Spritpreis-Hoch beflügelt die Fahrradbranche
Mit dem Fahrrad aus der Kostenfalle: Angesichts hoher Benzinpreise steigen immer mehr Autofahrer auf das günstigere Zweirad um. Doch es gab noch weitere Gründe.
Die Branche registriert den Trend zur Muskelkraft mit Freude und rechnet für 2008 mit einem kräftigen Plus bei den Fahrradverkäufen. «Ich kann mich nicht beklagen, unser Absatz ist seit Anfang des Jahres deutlich in die Höhe geschnellt», sagt Alwin Mindl, Inhaber eines Fahrradhandels in Berlin. Vor allem frustrierte Autofahrer sorgen bei ihm derzeit für ein volles Haus und ein Umsatzwachstum im zweistelligen Bereich. «Viele suchen nach einem Ausweg, weil sie sich das Auto zu diesen Spritpreisen einfach nicht mehr leisten können oder wollen», erklärt er.
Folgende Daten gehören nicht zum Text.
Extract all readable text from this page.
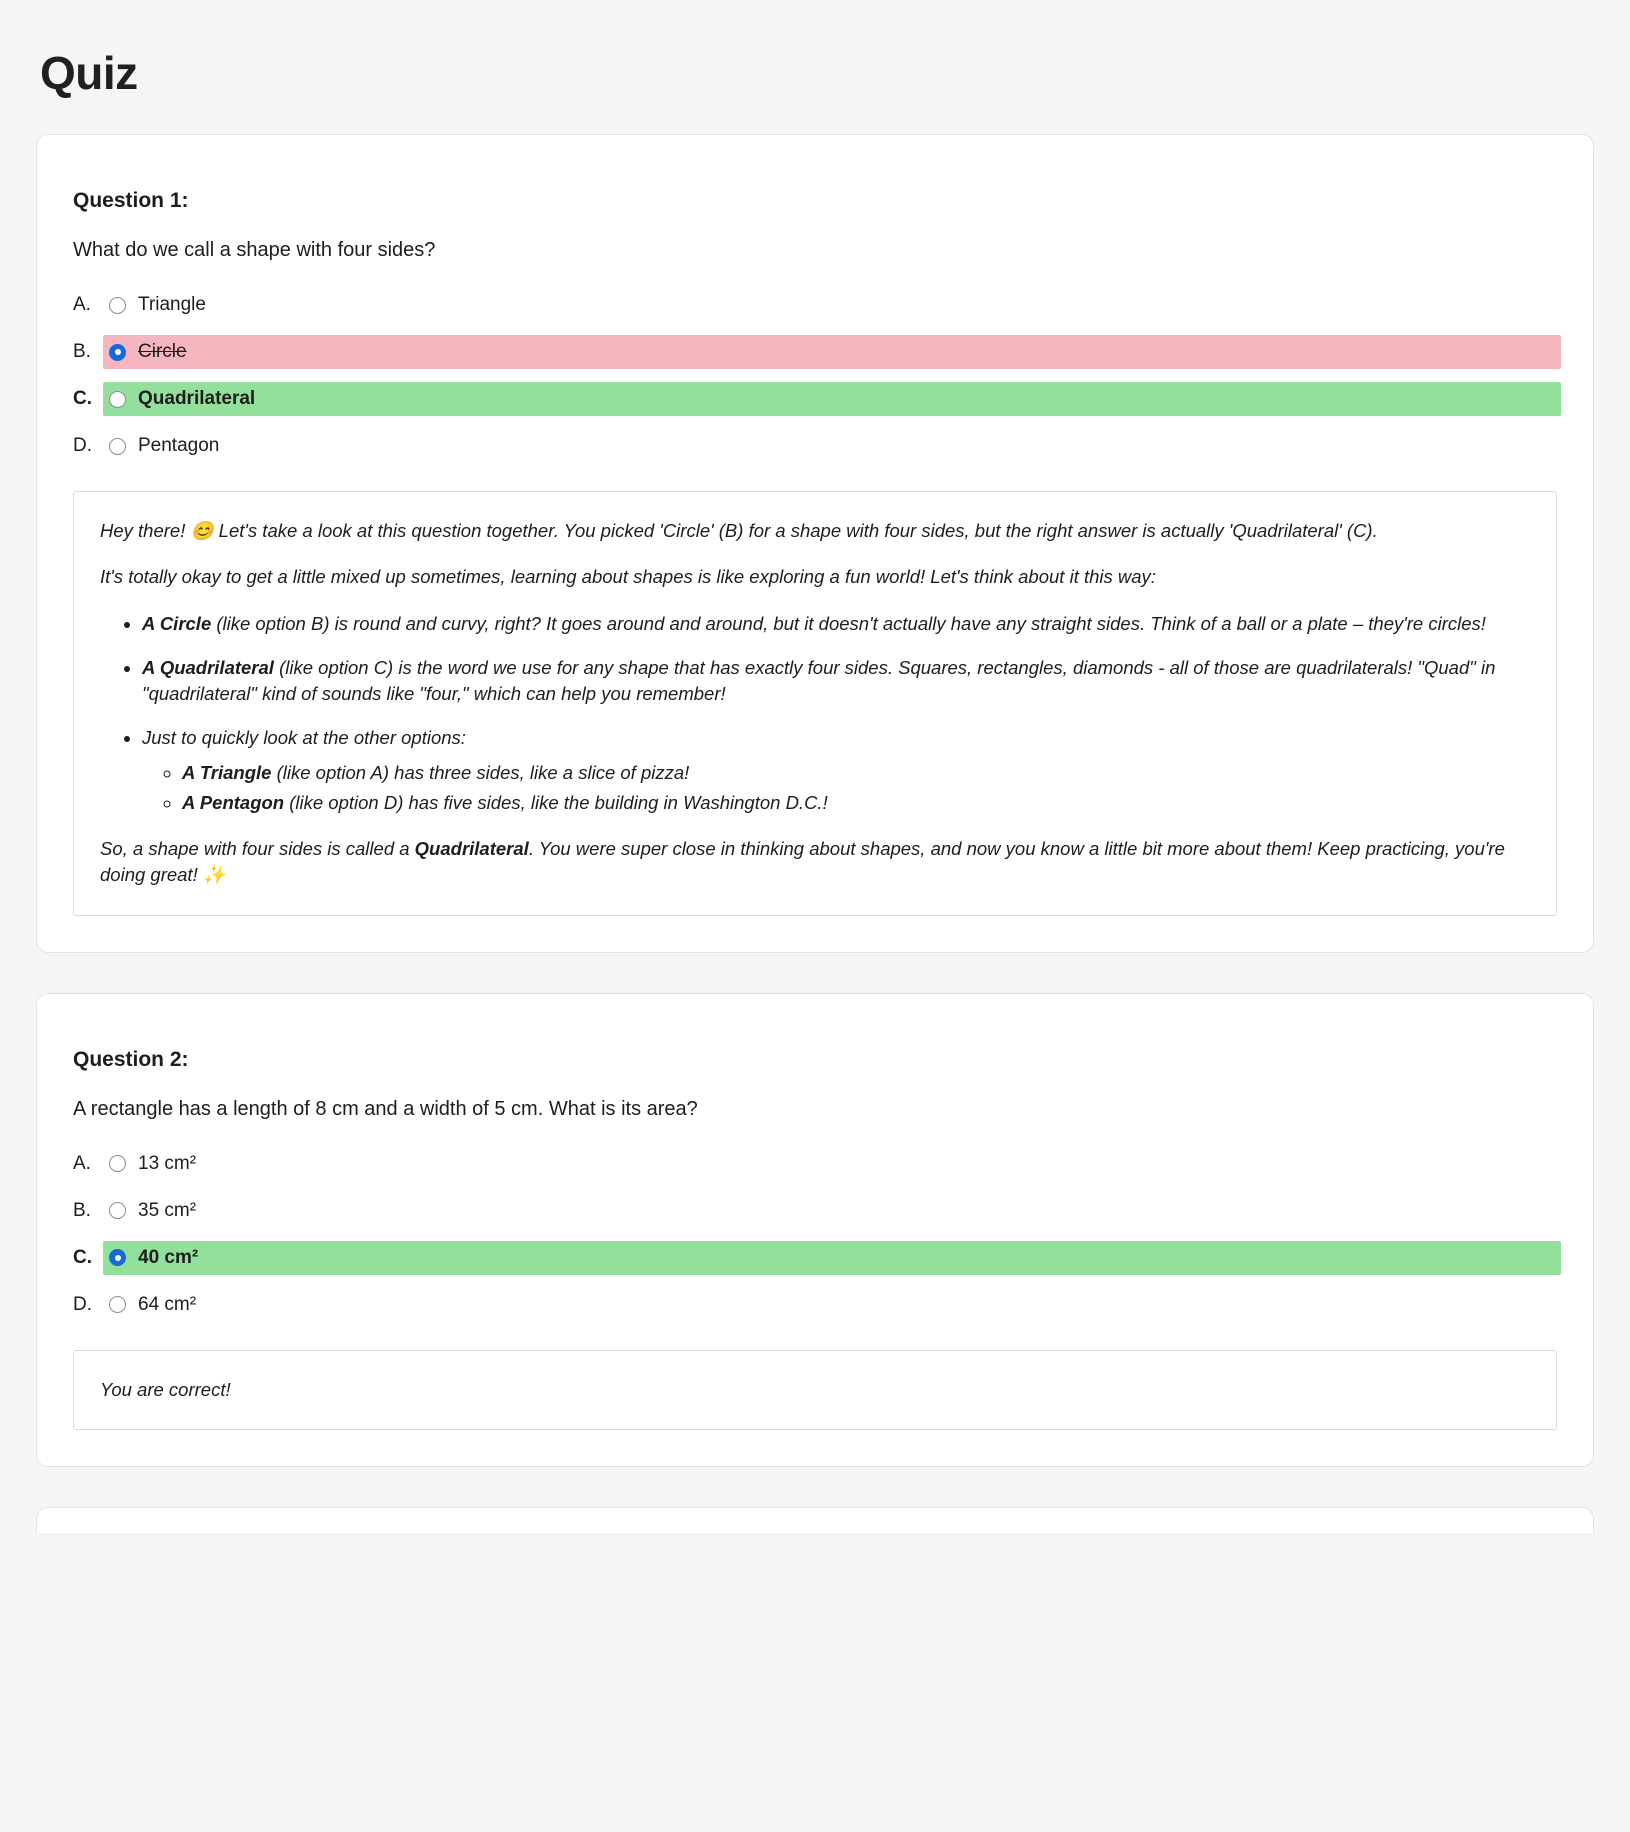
Quiz
Question 1:
What do we call a shape with four sides?
A.	Triangle
B.	Circle
C.	Quadrilateral
D.	Pentagon

Hey there! 😊 Let's take a look at this question together. You picked 'Circle' (B) for a shape with four sides, but the right answer is actually 'Quadrilateral' (C).

It's totally okay to get a little mixed up sometimes, learning about shapes is like exploring a fun world! Let's think about it this way:

• A Circle (like option B) is round and curvy, right? It goes around and around, but it doesn't actually have any straight sides. Think of a ball or a plate – they're circles!
• A Quadrilateral (like option C) is the word we use for any shape that has exactly four sides. Squares, rectangles, diamonds - all of those are quadrilaterals! "Quad" in "quadrilateral" kind of sounds like "four," which can help you remember!
• Just to quickly look at the other options:
◦ A Triangle (like option A) has three sides, like a slice of pizza!
◦ A Pentagon (like option D) has five sides, like the building in Washington D.C.!

So, a shape with four sides is called a Quadrilateral. You were super close in thinking about shapes, and now you know a little bit more about them! Keep practicing, you're doing great! ✨

Question 2:
A rectangle has a length of 8 cm and a width of 5 cm. What is its area?
A.	13 cm²
B.	35 cm²
C.	40 cm²
D.	64 cm²

You are correct!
Zu Mindl kommen Akademiker, Studenten, Durchschnittsverdiener oder Arbeitslose - «das geht quer durch alle Schichten.» Was auf den Berliner Fahrradhändler zutrifft, ist nach Einschätzung des Verbunds Selbstverwalteter Fahrradbetriebe (VSF) typisch für die gesamte Branche. «Die Stimmung geht eindeutig in Richtung Fahrrad, langfristig erwarten wir auf jeden Fall ein deutliches Plus», sagt Geschäftsführer Albert Herresthal. Vor allem bei Kurzstrecken bis zu fünf Kilometern, zum Einkauf oder zur Arbeit seien viele aufgrund der hohen Benzinpreise inzwischen umgesattelt, berichten die im VSF organisierten Fachhändler.
Auch das Versandhaus Quelle freut sich angesichts eines Spritpreisrekords nach dem anderen über die Neuentdeckung des Drahtesels: «Fahrräder sind stark im Trend, der Umsatz ist deutlich angezogen», sagt Manfred Gawlas, Sprecher des Konzerns. Genaue Zahlen will er nicht nennen. Bei der großen Fahrrad-Markt-Kette Bike & Outdoor Company beläuft sich das Umsatzplus seit Frühjahr nach Unternehmensangaben auf zehn bis 15 Prozent. «Gekauft wird das Cityrad genauso wie das Trekking-Rad, je nachdem, wo in Deutschland man wohnt und wie bergig es ist», sagt Rita Wall von der Marketingabteilung des Unternehmens.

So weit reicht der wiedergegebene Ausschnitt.